An ambulance company agreed to pay $450,000 to settle a suit lodged by the U.S. Equal Employment Opportunity Commission claiming the company allowed supervisors to sexually harass female paramedics and retaliated against a worker by firing her for complaining.
U.S. District Judge William B. Campbell approved a four-year consent decree Monday in which MedicOne Medical Response of Tennessee Inc. and MedicOne Medical Response of Middle TN Inc. agreed to pay $450,000 to resolve the suit filed by the EEOC on behalf of a group of female employees.
"The parties stipulate the terms and conditions of this decree are fair, reasonable, adequate and serve the public interest in eradicating sexual harassment and retaliation," according to the filing.
MedicOne is headquartered in Farmers Branch, Texas, but the company operates ambulance services in Tennessee, Mississippi and Illinois.
The claim was filed in October 2020, claiming MedicOne fostered a hostile work environment by allowing supervisors to make unwanted sexual advances toward female employees.
In 2017, Jena Phillips began working as a paramedic for MedicOne in Nashville, Tennessee. She received inappropriate text messages from her supervisor Josh Logan, who requested sexual favors from her and sent her photographs of his penis, according to the suit. "Logan told J. Phillips on several occasions that he wanted to have sex with her and the positions he wanted to try with her," according to the complaint.
Phillips was terminated in April 2018 after she complained about the sexual harassment, according to the suit. The EEOC said MedicOne retaliated against Phillips for her complaints.

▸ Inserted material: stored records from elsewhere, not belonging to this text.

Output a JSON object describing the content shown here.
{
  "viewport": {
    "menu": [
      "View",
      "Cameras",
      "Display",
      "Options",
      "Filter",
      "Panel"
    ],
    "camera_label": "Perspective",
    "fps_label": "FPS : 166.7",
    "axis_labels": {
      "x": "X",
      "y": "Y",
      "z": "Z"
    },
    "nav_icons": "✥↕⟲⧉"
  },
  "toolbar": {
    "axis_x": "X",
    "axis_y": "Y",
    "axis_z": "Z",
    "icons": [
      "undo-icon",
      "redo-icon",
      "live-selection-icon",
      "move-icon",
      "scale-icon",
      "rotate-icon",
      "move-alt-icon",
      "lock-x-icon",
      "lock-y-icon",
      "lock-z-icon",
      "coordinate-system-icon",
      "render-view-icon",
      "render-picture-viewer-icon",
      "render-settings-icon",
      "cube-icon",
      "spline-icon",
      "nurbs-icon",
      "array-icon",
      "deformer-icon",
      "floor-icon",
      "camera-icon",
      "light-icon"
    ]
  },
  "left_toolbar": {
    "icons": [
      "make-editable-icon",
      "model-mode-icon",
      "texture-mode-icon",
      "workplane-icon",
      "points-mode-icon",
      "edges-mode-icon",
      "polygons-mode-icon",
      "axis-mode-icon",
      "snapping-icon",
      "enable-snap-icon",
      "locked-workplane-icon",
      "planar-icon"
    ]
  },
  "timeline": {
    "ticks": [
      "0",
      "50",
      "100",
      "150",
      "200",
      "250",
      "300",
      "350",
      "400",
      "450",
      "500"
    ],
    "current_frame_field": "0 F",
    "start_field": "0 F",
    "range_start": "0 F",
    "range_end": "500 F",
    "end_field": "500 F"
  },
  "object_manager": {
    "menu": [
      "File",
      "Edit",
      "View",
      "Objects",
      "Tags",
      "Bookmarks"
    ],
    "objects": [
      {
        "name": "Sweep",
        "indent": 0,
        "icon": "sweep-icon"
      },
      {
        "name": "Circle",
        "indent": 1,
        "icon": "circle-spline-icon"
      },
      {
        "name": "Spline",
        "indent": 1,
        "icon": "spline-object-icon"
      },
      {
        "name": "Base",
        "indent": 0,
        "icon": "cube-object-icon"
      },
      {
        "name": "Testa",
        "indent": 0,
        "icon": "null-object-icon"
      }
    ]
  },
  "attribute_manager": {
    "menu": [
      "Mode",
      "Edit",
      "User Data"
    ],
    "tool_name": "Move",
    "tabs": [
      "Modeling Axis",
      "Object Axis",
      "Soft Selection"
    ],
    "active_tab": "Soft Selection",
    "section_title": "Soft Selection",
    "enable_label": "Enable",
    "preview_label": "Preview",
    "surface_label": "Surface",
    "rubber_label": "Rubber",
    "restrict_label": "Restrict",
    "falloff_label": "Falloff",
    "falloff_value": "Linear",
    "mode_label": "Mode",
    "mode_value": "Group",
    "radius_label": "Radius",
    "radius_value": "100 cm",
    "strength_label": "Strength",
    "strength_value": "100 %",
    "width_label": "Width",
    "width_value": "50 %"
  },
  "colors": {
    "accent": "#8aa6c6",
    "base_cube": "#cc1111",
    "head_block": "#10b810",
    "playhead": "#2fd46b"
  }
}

Monday's decree settles the suit and two EEOC discrimination charges filed on behalf of the paramedics. MedicOne agreed to revise the company's sexual harassment policy and provide annual sexual harassment training to all employees, according to Monday's decree.
The company agreed to revise the company’s sexual harassment policy and provide annual sexual harassment training to all employees. Along with an effort to distribute the revised sexual harassment policy to employees at all of its locations and keep a record of all employees who complain about sexual harassment.
According to the decree, the EEOC will allocate the settlement payments to the female paramedics for back pay and compensatory damages.
Faye Williams, the EEOC's regional counsel in Memphis, said in a statement Tuesday that employers are responsible for creating a safe work environment.
"We hope that this resolution sends a clear message that employers cannot tolerate sexual harassment and retaliation in the workplace," Williams said. "We commend MedicOne for its commitment in taking substantial steps to create a safe working environment for its employees."